The COVID-19 pandemic has changed everything. Including surgery. According to the American Society of Anesthesiologists (ASA), there are best practices that surgeons and surgery centers can follow during the COVID-19 pandemic. Here’s a high-level overview — and a reminder for most of us at this point in the pandemic — of the three best practices for anesthesia management right now.

Female nurse puts on protective gloves. Personal protective equipment in the fight against Coronavirus disease.

 

1. Reduce or Eliminate Non-Essential Surgeries

This shouldn’t come as a shock to anyone in the medical field, but reducing the number of non-essential surgeries, or eliminating them altogether, is what the ASA recommends. Why is this? Because of the risk of infection or community transmission. Why expose patients and staff to heightened risk when it’s not necessary? So, where possible, surgery centers should reschedule patient surgeries to a later date — preferably until after “community transmission1 is no longer taking place.” The benefits of this approach are many and include not only saving crucial medical equipment for others who need it more, but also reducing your patient and staff exposure.

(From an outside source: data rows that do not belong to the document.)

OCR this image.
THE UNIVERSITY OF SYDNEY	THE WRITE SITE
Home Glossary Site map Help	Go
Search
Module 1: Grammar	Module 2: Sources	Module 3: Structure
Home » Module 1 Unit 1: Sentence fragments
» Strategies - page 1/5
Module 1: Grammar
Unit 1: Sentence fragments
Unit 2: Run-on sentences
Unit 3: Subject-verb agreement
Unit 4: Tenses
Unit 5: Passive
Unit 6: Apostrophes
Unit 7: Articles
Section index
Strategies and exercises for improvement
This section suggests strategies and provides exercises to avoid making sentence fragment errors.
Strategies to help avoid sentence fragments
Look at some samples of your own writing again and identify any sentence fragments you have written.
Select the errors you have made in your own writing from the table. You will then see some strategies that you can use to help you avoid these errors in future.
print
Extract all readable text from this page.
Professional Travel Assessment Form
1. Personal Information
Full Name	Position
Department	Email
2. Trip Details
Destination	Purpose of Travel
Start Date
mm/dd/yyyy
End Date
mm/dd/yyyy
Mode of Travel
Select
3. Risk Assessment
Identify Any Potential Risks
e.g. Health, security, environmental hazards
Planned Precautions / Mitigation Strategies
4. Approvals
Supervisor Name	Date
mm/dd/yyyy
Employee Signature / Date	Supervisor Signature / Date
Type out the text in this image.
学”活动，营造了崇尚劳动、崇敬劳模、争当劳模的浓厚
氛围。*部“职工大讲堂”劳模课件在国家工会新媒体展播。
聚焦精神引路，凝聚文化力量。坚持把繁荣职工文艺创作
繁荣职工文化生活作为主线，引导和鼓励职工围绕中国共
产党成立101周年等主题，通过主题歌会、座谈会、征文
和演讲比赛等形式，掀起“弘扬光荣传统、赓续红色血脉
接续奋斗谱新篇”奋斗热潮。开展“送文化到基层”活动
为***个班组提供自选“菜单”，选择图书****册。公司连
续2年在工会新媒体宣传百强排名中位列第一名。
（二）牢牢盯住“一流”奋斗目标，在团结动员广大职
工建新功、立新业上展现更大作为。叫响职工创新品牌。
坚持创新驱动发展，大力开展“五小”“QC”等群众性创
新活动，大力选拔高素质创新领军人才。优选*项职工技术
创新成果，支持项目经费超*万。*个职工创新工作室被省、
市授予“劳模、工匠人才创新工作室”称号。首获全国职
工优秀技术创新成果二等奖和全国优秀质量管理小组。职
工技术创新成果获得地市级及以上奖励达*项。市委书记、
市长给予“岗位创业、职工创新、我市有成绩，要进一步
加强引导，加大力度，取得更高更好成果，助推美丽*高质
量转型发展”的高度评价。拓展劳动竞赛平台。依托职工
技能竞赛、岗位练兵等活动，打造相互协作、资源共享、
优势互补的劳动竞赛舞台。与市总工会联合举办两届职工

The ASA and the Anesthesia Patient Safety Foundation (APSF) in a joint statement2 reason that:

“decisions to reduce non-urgent procedures are dependent on each facility’s geographic location (e.g., the existing and expected community risk for COVID infection), available personal protective equipment (e.g., N95 masks, respirators and body protection), and intensive care resources (e.g., facility and provider capacity).”

 

Doctors and nurses are working hard to treat corona virus/covid-19 infected patients in the ICU/ hospital.

 

2. Practice Airway Manipulation That Reduces the Potential for Aerosolization of Droplet Particles

In other words, airway manipulation practices must do everything to ensure that you have reduced the potential for potentially infectious droplet particles to hit the air. How does the ASA recommend that this is done? Through the following:

  1. Where possible, deploy your best, most experienced anesthesia professional to perform intubation.
  2. Always, without fail, wear personal protective equipment (PPE) such as a fit-tested N95 mask or a powered air-purifying respirator (PAPR), a face shield or goggles, a gown, and gloves.
  3. Where possible, do not deploy awake fiberoptic intubation unless specifically indicated.
  4. Where possible, avoid manually ventilating a patient’s lungs by using rapid sequence induction (RSI).

 

3. Clean Your Machines and Your Surgery Room

This is just good old-fashioned common sense: After each use, clean your anesthesia machines. This means disinfecting and cleaning any high-touch surfaces on not only your machines but on your work area as well. Of course, as medical professionals, this is already part of your normal routine, but it is recommended that you take extra precaution now in using an EPA-approved hospital disinfectant to clean, clean, clean. Please also note that the ASA recommends3 that “the internal components of the anesthesia machine and breathing system do not need ‘terminal cleaning’ if breathing circuit filters have been used as directed.”